Früher sei es häufiger zu Schlägereien gekommen. Die seien dann aber nicht so gefährlich gewesen. "Da hat jemand eine auf deutsch gesagt aufs Maul gekriegt, und danach sind die an die Theke gegangen und haben einen Schoppen getrunken." Heute sei die Gefahr größer, dass ein Messer gezogen wird. "Es ist brutaler geworden."
Sophia Budde stößt schließlich hinter dem Riesenrad auf die Gruppe etwa 15 junger Menschen, die um einen am Boden liegenden Jugendlichen stehen. Er blutet aus dem Hals. "Die haben versucht, mit einer unsterilen Mülltüte die Blutung zu stillen", erzählt die 36-Jährige.
Eine andere Zeugin holt Verbandsmaterial und wählt den Notruf. Sophia Budde hält Kompressen an die klaffende Halswunde. Sie hält Daumen und Zeigefinger etwa acht Zentimeter an ihrer rechten Halsseite auseinander, um zu zeigen, wie groß die Wunde war. Die Halsschlagader habe sie sehen können.
Der Junge soll sich aufsetzen und nicht liegen bleiben. So rät es Disponent in der Rettungsleitstelle, und auch Sophia Budde kennt dieses Vorgehen. Hauptberuflich ist sie Pflegerin, arbeitet für "Lieblingspflege" in Staufenberg. Dort betreut sie Senioren, aber auch schwer kranke jüngere Menschen bis hin zu Kindern. Der Umgang mit lebensbedrohlichen Situationen ist ihr nicht neu. Regelmäßig frischt sie ihre Kenntnisse in Erster Hilfe auf. Ein Glücksfall für das Opfer, aber für die Retterin ist das nichts Besonderes. "Ich habe einfach die Blutung gestillt. Mehr habe ich nicht getan."
Doch damit hat sie vermutlich ein Leben gerettet. Der Junge, ein 16-jähriger Flüchtling habe viel Blut verloren und sei schon blau im Gesucht gewesen, sagt Sophia Budde. Er war aber bei Bewusstsein. "Er war ganz aufgeregt und böse, wollte verständlicherweise Rache üben", sagt sie.
Und er sei offenbar alkoholisiert gewesen.

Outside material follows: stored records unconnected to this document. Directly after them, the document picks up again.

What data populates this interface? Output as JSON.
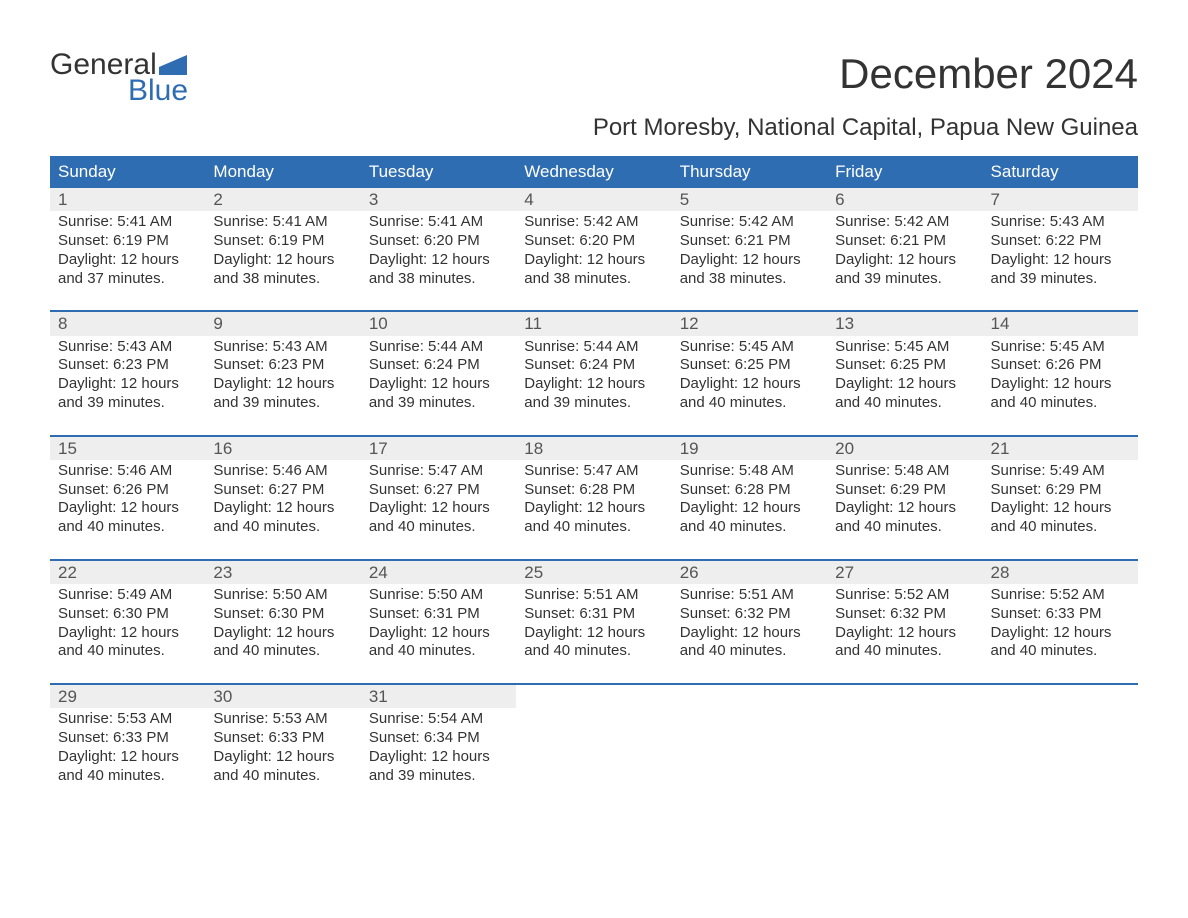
{
  "logo": {
    "word1": "General",
    "word2": "Blue",
    "accent_color": "#2f6db2"
  },
  "title": "December 2024",
  "location": "Port Moresby, National Capital, Papua New Guinea",
  "colors": {
    "header_bg": "#2f6db2",
    "header_text": "#ffffff",
    "daynum_bg": "#eeeeee",
    "text": "#333333",
    "background": "#ffffff",
    "week_border": "#2f6db2"
  },
  "fonts": {
    "title_size": 42,
    "location_size": 24,
    "header_size": 17,
    "cell_size": 15
  },
  "labels": {
    "sunrise": "Sunrise:",
    "sunset": "Sunset:",
    "daylight": "Daylight:"
  },
  "day_names": [
    "Sunday",
    "Monday",
    "Tuesday",
    "Wednesday",
    "Thursday",
    "Friday",
    "Saturday"
  ],
  "weeks": [
    [
      {
        "day": 1,
        "sunrise": "5:41 AM",
        "sunset": "6:19 PM",
        "daylight": "12 hours and 37 minutes."
      },
      {
        "day": 2,
        "sunrise": "5:41 AM",
        "sunset": "6:19 PM",
        "daylight": "12 hours and 38 minutes."
      },
      {
        "day": 3,
        "sunrise": "5:41 AM",
        "sunset": "6:20 PM",
        "daylight": "12 hours and 38 minutes."
      },
      {
        "day": 4,
        "sunrise": "5:42 AM",
        "sunset": "6:20 PM",
        "daylight": "12 hours and 38 minutes."
      },
      {
        "day": 5,
        "sunrise": "5:42 AM",
        "sunset": "6:21 PM",
        "daylight": "12 hours and 38 minutes."
      },
      {
        "day": 6,
        "sunrise": "5:42 AM",
        "sunset": "6:21 PM",
        "daylight": "12 hours and 39 minutes."
      },
      {
        "day": 7,
        "sunrise": "5:43 AM",
        "sunset": "6:22 PM",
        "daylight": "12 hours and 39 minutes."
      }
    ],
    [
      {
        "day": 8,
        "sunrise": "5:43 AM",
        "sunset": "6:23 PM",
        "daylight": "12 hours and 39 minutes."
      },
      {
        "day": 9,
        "sunrise": "5:43 AM",
        "sunset": "6:23 PM",
        "daylight": "12 hours and 39 minutes."
      },
      {
        "day": 10,
        "sunrise": "5:44 AM",
        "sunset": "6:24 PM",
        "daylight": "12 hours and 39 minutes."
      },
      {
        "day": 11,
        "sunrise": "5:44 AM",
        "sunset": "6:24 PM",
        "daylight": "12 hours and 39 minutes."
      },
      {
        "day": 12,
        "sunrise": "5:45 AM",
        "sunset": "6:25 PM",
        "daylight": "12 hours and 40 minutes."
      },
      {
        "day": 13,
        "sunrise": "5:45 AM",
        "sunset": "6:25 PM",
        "daylight": "12 hours and 40 minutes."
      },
      {
        "day": 14,
        "sunrise": "5:45 AM",
        "sunset": "6:26 PM",
        "daylight": "12 hours and 40 minutes."
      }
    ],
    [
      {
        "day": 15,
        "sunrise": "5:46 AM",
        "sunset": "6:26 PM",
        "daylight": "12 hours and 40 minutes."
      },
      {
        "day": 16,
        "sunrise": "5:46 AM",
        "sunset": "6:27 PM",
        "daylight": "12 hours and 40 minutes."
      },
      {
        "day": 17,
        "sunrise": "5:47 AM",
        "sunset": "6:27 PM",
        "daylight": "12 hours and 40 minutes."
      },
      {
        "day": 18,
        "sunrise": "5:47 AM",
        "sunset": "6:28 PM",
        "daylight": "12 hours and 40 minutes."
      },
      {
        "day": 19,
        "sunrise": "5:48 AM",
        "sunset": "6:28 PM",
        "daylight": "12 hours and 40 minutes."
      },
      {
        "day": 20,
        "sunrise": "5:48 AM",
        "sunset": "6:29 PM",
        "daylight": "12 hours and 40 minutes."
      },
      {
        "day": 21,
        "sunrise": "5:49 AM",
        "sunset": "6:29 PM",
        "daylight": "12 hours and 40 minutes."
      }
    ],
    [
      {
        "day": 22,
        "sunrise": "5:49 AM",
        "sunset": "6:30 PM",
        "daylight": "12 hours and 40 minutes."
      },
      {
        "day": 23,
        "sunrise": "5:50 AM",
        "sunset": "6:30 PM",
        "daylight": "12 hours and 40 minutes."
      },
      {
        "day": 24,
        "sunrise": "5:50 AM",
        "sunset": "6:31 PM",
        "daylight": "12 hours and 40 minutes."
      },
      {
        "day": 25,
        "sunrise": "5:51 AM",
        "sunset": "6:31 PM",
        "daylight": "12 hours and 40 minutes."
      },
      {
        "day": 26,
        "sunrise": "5:51 AM",
        "sunset": "6:32 PM",
        "daylight": "12 hours and 40 minutes."
      },
      {
        "day": 27,
        "sunrise": "5:52 AM",
        "sunset": "6:32 PM",
        "daylight": "12 hours and 40 minutes."
      },
      {
        "day": 28,
        "sunrise": "5:52 AM",
        "sunset": "6:33 PM",
        "daylight": "12 hours and 40 minutes."
      }
    ],
    [
      {
        "day": 29,
        "sunrise": "5:53 AM",
        "sunset": "6:33 PM",
        "daylight": "12 hours and 40 minutes."
      },
      {
        "day": 30,
        "sunrise": "5:53 AM",
        "sunset": "6:33 PM",
        "daylight": "12 hours and 40 minutes."
      },
      {
        "day": 31,
        "sunrise": "5:54 AM",
        "sunset": "6:34 PM",
        "daylight": "12 hours and 39 minutes."
      },
      null,
      null,
      null,
      null
    ]
  ]
}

Sie habe den Jungen beruhigt und mit ihm geredet. Es sei in dem Streit mit einem anderen Jungen um ein Mädchen gegangen, habe er ihr gesagt. "Er hätte ein Mädchen angebaggert, das dem anderen gehörte." Der Kontrahent habe ihm vermutlich mit einem Cuttermesser in den Hals gestochen. "Der Junge war aufgeregt, die Gruppe darum war aufgeregt. Er hat natürlich Angst gehabt, dass er stirbt", sagt die 36-Jährige. "Er hat immer wieder gesagt: Bitte lass mich nicht sterben, bitte lass mich nicht sterben. Ich habe versucht, alle zu beruhigen. Dass der Junge ganz normal ein- und ausatmet. Er hat natürlich sehr viel Blut verloren. So sah danach auch mein Pulli aus."
Nach kurzer Zeit kommt ein Polizist dazu, danach der Rettungsdienst. "Die kamen in Schrittgeschwindigkeit, bis ich gerufen habe, sie sollen ein bisschen schneller laufen." Wie lange das gedauert hat, weiß sie nicht. "Ich hatte so viel Adrenalin in mir, dass ich das gar nicht gemerkt habe."
Und deshalb habe sie auch keine Angst gehabt, dass der Junge unter ihren Händen stirbt. "So denkst du nicht. Der merkt ja, wenn du Angst hast und nervös bist. Da muss man einfach locker und cool bleiben." Der Junge habe sehr gut deutsch gesprochen. "Aber er war natürlich sehr aufgeregt und sagte, die Rache komme auf jeden Fall. Um ihn zu beruhigen, habe ich mich mit ihm über Gott und die Welt unterhalten. Das hat dann auch funktioniert."
Dennoch: "Zu helfen, das ist in den Menschen drin. Es sollte keiner wegschauen, egal ob Flüchtling, deutsch oder was weiß ich. Jeder hat das Recht, zu leben."
Adi Ahlendorf hat die Schüsse gehört. "Man wusste ja nicht, ob es eine scharfe Waffe war oder nicht", sagt er. Eine Mitarbeiterin sieht, wie ein junger Mann die Pistole in die Lahn warf. Taucher der DLRG bergen die Waffe, laut Polizei eine Gaspistole, kurz darauf. "Ich war erst der Meinung, da hat sich jemand einen Scherz erlaubt."
Das Opfer wird nach der Erstversorgung in die Uni-Klinik gebracht. "Die erlittenen Verletzungen sind nach jetzigem Wissen nicht lebensgefährlich", teilt Polizei-Pressesprecher Martin Ahlich später am Abend mit. Die Beamten waren nach der Bluttat mit einem Großaufgebot vor Ort.
Am Samstag berichtet die Polizei, dass drei Männer im Alter von 16, 21 und 29 Jahren festgenommen worden sind. Was ihnen konkret vorgeworfen wird, ist bislang nicht bekannt.